Expert publishing blog opinions are solely those of the blogger and not necessarily endorsed by DBW.
There isn’t a company that more directly affects book publishing than Amazon. The e-commerce giant’s tentacles are firmly wrapped around all publishers, just waiting to tighten when its terms are deemed a speck below satisfactory. And in recent years it has taken a further jab at publishers by being largely responsible for the self-publishing boom that allows many authors to circumvent the traditional publishing system.
Not a week goes by on this website or similar ones in which we don’t discuss one of Amazon’s latest moves. But rarely, if ever, do we ask a very basic question:
Why is Amazon so weird?
It’s an unusual question, I know. But I think it’s appropriate to ask.
It’s obvious as to why Amazon pressures publishers and suppliers. We don’t need to waste time there. And granted, most headlines regarding Amazon’s actions are overblown, like the recent Kindle update-or-die warnings. Once you got below the surface, there wasn’t much news or urgency to the story.
What I’m getting at, though, is the bizarre aura that surrounds the company’s actions. Some, despite bases in sound logic, just seem strange, random or unexpected—like the recent deletion of a user’s account because he returned too many items, or the debate surrounding whether Kindle Direct Publishing (KDP) authors must put their table of contents pages in the front matter as opposed to the back.
Maybe to some, those actions don’t seem strange. Or maybe, to those whom they do in fact seem strange, it’s simply because we in this industry analyze every breath the company takes.
The weirdest thing about Amazon (at least in my opinion) is the way in which the company structures and polices its KDP self-publishing program. Sometimes it feels like there’s a new crisis in this community every week.
Yet the cure for it is fairly simple: transparency.
Which is something that we rarely get from Amazon. The same goes for explanations. Amazon doesn’t like to explain itself very often. It quietly says, “Jump,” and everyone writes, tweets and comments, “How high?”
This dynamic leads to rampant speculation and endless commentary.
To that end, the fact that the community has someone like Data Guy working on its behalf is good. It needs someone actively addressing (however inaccurate the data pulled and conclusions made might be deemed) these important issues.
But the fact that the need for Data Guy exists at all? Not so good.
Sales reporting, as Michael Cader explained at the most recent Digital Book World Conference, is mind-bogglingly flawed. But at least there is a collective attempt to be transparent and inform the industry, as everyone involved benefits from the data—publishers, editors, agents, authors, even readers.

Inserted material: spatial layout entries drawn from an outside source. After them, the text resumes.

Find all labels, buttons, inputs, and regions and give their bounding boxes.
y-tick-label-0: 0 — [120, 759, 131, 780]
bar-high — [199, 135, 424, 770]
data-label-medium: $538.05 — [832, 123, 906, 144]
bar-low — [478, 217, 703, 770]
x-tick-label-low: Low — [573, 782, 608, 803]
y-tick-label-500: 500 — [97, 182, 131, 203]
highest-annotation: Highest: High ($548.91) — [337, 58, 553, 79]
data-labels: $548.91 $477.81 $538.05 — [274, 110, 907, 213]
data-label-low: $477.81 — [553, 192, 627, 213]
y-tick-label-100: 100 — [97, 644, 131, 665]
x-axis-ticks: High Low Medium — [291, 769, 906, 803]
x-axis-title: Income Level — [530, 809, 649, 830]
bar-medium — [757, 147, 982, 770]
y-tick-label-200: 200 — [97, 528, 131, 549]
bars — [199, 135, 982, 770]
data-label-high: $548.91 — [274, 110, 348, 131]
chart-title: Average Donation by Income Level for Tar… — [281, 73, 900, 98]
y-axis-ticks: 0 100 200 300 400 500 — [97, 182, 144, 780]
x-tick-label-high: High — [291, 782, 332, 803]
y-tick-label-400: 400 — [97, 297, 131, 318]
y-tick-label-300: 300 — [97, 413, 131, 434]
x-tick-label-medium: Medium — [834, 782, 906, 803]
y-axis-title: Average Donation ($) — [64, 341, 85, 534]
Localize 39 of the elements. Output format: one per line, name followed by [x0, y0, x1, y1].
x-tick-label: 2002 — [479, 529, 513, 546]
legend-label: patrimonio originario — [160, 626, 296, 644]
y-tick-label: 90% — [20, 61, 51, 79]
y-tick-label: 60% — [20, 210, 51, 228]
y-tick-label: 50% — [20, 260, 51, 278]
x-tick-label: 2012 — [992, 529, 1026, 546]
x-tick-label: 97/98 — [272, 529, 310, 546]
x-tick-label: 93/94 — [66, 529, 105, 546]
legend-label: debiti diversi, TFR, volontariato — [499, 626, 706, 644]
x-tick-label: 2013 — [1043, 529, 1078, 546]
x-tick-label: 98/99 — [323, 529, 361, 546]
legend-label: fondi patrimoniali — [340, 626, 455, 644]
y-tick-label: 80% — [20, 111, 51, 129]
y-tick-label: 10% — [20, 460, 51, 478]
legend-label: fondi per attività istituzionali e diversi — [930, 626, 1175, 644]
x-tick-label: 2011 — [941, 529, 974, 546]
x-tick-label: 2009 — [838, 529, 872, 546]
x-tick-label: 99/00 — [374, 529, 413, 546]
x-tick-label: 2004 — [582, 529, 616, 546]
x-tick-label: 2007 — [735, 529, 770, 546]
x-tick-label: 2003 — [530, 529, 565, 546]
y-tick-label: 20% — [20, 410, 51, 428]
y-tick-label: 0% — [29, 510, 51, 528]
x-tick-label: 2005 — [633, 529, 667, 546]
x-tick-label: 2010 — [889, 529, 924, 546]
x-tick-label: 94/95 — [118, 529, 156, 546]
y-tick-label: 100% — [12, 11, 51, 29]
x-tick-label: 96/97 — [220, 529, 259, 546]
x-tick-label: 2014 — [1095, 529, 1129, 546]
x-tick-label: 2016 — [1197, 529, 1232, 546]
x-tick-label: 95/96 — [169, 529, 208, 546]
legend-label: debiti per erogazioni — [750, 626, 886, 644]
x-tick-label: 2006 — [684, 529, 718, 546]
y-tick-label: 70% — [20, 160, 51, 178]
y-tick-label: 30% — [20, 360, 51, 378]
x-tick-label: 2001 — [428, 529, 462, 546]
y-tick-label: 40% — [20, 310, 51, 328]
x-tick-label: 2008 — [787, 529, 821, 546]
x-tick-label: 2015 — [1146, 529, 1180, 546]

But given the dynamic that Amazon has created, the company clearly sees no reason to provide any more information than just surface-level observations. And why should it? Amazon has all the leverage. Many authors literally depend on its publishing and sales platforms to fulfill their job description of actually being an author.
Some people have referred to Amazon’s presence in book publishing as a monopoly. Others have more accurately referred to it as a “monopsony.” Whatever you term it, though, that presence has an undeniably eerie feeling to it.
Remember how Amazon’s founder, Jeff Bezos, said the company should approach publishers “the way a cheetah would pursue a sickly gazelle?”
Amazon allegedly wanted/wants to kill off the traditional gatekeepers—the publishers. The goal there makes sense for its business.
The company, however, clearly does not want to kill off authors. That would not make any sense.
I guess what I’m getting at is this: when, if ever, does the other shoe drop when it comes to Amazon’s relationship with authors? The company has succeeded in helping to create a sizable space in the industry that has no need for gatekeepers or even middlemen. Amazon works directly with the author, both get agreeable terms, and everybody seemingly wins.
But when will that dynamic turn? And if it does turn, how will it? Because if a shift does indeed occur, there’s only one party that will benefit. And I think we all know what party that is.